Ne plus affirmer, mais interroger
« Je ne me pose pas la question d'être politique ou de ne pas l'être, inévitablement, je le suis ». Fabrice Murgia s'inscrit bel et bien dans la génération émergente du monde théâtral, une génération qui interroge son actualité. Sur le plateau, il ne s'agit plus de raconter pour changer, mais de poser des questions. Pour le nouveau jeune théâtre, interroger le présent, c'est interroger une situation complexe. Il n'y a pas d'ennemi à combattre, ni de réalité à poser. Mais il est question d'une situation que l'on perçoit subjectivement et qui nous fait nous interroger collectivement. Le sujet s'interroge, affirme la singularité de son point de vue et partage son questionnement au collectif. Fabrice Murgia écrit ses spectacles, ou comme pour Dieu est un DJ choisit de monter un texte qui raconte une histoire dont il se sent proche. Il s'agit de faire du théâtre qui se montre théâtral. L'artifice permet de mieux fasciner et de rendre l'histoire plus hypnotique. La scène comme rupture dans le flux spatio-temporel, lieu isolé où se déroule une histoire, une fiction de temps et d'espace différent est plus que jamais soulignée. Il s'agit dans ces spectacles de raconter des histoires qui vont susciter le débat, « aider à mieux vivre sur une thématique après avoir vu le spectacle ».
Le théâtre de Fabrice Murgia montre donc une série d'histoires. Des histoires que vivent les personnages, des histoires qu'ils s'inventent et des histoires que le metteur en scène et l'auteur ont créées pour eux ou pour le spectateur. Différents niveaux de réalité s'imbriquent donc pour ne plus laisser place à aucune vérité. Il ne s'agit pas de fables didactiques ni d'histoires réelles. Le théâtre de Murgia ne cherche pas à apprendre, à induire une pensée sur le monde, mais à décrire un monde où la réalité n'est désormais plus perceptible comme une seule. Dans Chronique d'une ville épuisée, comme dans Dieu est un DJ, le spectateur vient voir l'histoire que lui raconte le metteur en scène et dans laquelle les personnages eux-mêmes ne vivent que des histoires, des fictions inventées, imaginaires. La jeune fille de Chronique d'une ville épuisée vit dans un univers parallèle, virtuel. Mais infiltrant sa vie concrète, les deux mondes finissent par s'imbriquer pour ne plus se distinguer.
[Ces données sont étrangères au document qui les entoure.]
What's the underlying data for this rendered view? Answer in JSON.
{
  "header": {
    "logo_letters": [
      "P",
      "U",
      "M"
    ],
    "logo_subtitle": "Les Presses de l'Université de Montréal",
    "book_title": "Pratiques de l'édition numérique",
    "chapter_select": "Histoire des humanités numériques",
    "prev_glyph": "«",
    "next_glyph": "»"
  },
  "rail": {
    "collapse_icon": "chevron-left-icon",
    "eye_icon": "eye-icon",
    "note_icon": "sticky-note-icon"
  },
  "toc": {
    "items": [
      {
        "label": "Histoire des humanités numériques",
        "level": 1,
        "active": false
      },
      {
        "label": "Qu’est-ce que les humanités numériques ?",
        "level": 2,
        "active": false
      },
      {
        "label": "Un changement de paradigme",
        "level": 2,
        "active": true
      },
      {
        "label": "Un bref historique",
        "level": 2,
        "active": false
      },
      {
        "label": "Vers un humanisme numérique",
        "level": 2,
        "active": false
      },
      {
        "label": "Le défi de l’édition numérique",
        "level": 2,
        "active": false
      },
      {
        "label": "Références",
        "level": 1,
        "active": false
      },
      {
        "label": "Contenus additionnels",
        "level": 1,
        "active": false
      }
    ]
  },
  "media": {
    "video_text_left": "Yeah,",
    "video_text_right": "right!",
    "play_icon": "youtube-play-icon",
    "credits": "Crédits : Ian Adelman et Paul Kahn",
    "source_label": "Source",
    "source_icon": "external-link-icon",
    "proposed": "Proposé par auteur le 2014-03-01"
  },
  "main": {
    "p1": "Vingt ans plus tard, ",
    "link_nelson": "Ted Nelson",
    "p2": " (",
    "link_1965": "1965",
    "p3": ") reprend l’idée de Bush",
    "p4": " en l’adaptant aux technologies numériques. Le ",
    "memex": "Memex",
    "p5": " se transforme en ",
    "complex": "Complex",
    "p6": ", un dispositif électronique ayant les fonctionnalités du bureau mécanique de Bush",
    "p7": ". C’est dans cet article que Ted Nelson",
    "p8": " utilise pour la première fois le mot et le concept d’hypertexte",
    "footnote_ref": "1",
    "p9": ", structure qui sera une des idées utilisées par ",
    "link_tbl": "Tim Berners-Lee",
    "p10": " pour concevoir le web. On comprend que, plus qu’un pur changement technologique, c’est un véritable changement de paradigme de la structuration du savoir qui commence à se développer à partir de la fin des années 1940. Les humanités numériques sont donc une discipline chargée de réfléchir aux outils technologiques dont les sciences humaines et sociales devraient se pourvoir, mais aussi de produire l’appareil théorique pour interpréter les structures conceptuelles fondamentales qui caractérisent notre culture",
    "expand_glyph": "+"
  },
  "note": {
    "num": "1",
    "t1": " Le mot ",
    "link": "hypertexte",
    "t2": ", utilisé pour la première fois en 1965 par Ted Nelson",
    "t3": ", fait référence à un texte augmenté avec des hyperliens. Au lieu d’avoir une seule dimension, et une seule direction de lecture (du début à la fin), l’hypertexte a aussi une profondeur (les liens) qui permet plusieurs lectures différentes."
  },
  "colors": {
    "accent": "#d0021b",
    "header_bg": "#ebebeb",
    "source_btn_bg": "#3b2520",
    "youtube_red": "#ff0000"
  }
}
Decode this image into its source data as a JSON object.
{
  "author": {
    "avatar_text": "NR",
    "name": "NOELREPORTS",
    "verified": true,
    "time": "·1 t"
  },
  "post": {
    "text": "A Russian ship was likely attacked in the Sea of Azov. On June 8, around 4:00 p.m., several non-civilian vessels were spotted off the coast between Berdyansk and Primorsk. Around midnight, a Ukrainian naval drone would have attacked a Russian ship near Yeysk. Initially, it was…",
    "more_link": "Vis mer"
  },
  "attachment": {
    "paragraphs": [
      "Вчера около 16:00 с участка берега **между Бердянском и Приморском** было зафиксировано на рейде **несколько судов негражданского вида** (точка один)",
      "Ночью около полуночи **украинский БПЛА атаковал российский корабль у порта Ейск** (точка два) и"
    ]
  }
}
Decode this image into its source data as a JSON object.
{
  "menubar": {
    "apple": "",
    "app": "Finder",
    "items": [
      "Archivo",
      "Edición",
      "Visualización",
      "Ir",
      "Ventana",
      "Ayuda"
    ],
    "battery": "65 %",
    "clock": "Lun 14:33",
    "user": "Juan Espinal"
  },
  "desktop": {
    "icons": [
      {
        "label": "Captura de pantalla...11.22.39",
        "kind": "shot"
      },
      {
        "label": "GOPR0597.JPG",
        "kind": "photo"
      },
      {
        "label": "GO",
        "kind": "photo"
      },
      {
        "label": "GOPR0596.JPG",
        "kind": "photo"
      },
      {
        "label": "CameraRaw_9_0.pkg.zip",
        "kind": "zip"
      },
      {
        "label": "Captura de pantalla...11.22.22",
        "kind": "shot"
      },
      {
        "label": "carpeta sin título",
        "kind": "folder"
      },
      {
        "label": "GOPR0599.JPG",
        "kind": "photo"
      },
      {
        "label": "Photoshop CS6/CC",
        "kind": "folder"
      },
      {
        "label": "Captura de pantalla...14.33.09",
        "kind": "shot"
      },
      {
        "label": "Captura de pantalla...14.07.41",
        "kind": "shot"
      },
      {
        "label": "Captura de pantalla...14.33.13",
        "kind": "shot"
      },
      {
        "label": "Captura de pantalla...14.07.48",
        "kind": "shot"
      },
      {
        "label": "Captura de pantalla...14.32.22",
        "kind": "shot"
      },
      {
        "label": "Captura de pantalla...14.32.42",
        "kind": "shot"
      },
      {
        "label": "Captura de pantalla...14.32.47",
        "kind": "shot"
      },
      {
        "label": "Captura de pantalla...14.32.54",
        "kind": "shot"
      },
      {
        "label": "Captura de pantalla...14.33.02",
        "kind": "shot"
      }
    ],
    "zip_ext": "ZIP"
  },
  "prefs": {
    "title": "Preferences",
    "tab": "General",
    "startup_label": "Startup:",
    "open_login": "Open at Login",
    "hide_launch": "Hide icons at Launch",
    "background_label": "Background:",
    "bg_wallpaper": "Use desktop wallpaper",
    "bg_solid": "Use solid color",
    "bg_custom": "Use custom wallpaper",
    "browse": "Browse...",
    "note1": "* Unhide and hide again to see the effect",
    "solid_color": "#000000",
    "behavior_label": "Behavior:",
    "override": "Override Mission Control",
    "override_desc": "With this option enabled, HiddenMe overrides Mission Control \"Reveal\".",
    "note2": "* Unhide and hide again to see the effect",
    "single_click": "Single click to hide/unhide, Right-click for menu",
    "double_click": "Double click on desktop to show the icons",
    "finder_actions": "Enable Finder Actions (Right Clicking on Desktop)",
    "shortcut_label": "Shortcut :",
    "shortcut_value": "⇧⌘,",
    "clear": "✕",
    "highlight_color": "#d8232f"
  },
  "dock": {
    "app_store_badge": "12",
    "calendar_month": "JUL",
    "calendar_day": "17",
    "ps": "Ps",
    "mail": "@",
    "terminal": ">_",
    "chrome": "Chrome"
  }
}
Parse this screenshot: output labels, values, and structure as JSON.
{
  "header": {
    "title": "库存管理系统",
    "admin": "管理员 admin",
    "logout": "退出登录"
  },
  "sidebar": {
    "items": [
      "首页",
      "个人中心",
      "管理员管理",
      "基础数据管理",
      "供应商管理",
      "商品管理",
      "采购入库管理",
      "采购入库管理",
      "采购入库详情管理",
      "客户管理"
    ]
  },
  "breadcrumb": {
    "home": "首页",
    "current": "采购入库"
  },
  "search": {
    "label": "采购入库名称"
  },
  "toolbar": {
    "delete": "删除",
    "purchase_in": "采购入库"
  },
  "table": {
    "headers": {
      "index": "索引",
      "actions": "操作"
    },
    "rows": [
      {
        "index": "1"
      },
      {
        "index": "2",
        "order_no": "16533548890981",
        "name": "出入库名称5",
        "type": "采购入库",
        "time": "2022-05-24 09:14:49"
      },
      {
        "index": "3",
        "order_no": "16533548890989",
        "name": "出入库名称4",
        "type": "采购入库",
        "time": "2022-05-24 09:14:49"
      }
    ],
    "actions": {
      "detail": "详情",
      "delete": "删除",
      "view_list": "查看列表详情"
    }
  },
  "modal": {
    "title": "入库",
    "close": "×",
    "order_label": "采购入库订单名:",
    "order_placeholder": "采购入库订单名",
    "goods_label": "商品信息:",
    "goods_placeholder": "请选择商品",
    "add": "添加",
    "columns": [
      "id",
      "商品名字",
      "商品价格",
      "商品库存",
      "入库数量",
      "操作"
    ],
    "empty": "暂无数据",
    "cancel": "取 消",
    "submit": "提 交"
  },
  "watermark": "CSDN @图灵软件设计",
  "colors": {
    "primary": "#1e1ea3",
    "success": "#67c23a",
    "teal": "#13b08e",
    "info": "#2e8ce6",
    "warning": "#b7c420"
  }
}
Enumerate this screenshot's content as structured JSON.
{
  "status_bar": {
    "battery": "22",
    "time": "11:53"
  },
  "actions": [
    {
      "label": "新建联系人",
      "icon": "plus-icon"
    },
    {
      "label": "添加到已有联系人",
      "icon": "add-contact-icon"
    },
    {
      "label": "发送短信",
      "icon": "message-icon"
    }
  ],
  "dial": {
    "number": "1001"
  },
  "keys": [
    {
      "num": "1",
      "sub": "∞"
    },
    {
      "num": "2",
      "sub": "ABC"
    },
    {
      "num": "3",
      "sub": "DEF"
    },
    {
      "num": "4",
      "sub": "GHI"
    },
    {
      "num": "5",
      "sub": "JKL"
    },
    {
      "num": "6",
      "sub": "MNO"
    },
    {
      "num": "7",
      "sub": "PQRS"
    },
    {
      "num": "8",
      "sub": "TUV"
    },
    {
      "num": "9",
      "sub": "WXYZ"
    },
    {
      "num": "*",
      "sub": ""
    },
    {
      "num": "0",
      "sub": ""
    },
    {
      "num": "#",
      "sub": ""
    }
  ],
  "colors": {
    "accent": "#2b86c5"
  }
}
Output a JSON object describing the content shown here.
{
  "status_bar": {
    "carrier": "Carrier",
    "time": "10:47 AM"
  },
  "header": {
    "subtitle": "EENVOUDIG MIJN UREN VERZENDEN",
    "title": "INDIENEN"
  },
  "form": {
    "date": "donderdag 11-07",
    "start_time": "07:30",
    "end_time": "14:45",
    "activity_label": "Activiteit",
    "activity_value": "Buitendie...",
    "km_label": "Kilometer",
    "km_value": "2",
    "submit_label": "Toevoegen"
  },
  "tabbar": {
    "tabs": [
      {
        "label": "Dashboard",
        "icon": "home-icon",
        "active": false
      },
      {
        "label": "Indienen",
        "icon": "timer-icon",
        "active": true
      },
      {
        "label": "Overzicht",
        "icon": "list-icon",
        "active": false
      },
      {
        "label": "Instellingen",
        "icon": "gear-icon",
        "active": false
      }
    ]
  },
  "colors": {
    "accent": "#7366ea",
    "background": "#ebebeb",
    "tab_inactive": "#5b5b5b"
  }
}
Il en va de même pour le personnage principal de Dieu est un DJ, dont les nombreuses histoires qu'il nous raconte se recoupent et se contredisent pour enfin empêcher toute tentative de clarification et de compréhension de la narration. Mais finalement, nous dit-il, l'important, ce n'est pas de savoir si l'histoire est vraie, ce qui compte, c'est que ces histoires nous remplissent et nous font vivre. Et ces histoires que raconte Murgia nous interrogent, entrent en résonance avec la réalité du spectateur, sa condition d'être humain en société. Car ce qui est montré ici, c'est l'absence de réalité grandissante pour une nouvelle génération qui évolue d'un univers à un autre, sans plus se poser la question du vécu ou du superficiel, de l'imaginaire ou du réel. Multiplier les niveaux d'histoire, les emmêler, c'est aussi montrer une situation complexe, agressive mais indécryptable. Le théâtre, lieu de la mise en scène, lieu où est porté sur la scène un fragment d'histoire racontée, jouée, interprétée, devient dès lors le meilleur outil pour révéler la mise en scène de la vie de toute une génération qui vit de plus en plus, comme un personnage, dans la construction de son identité factice, façonnée selon ses désirs.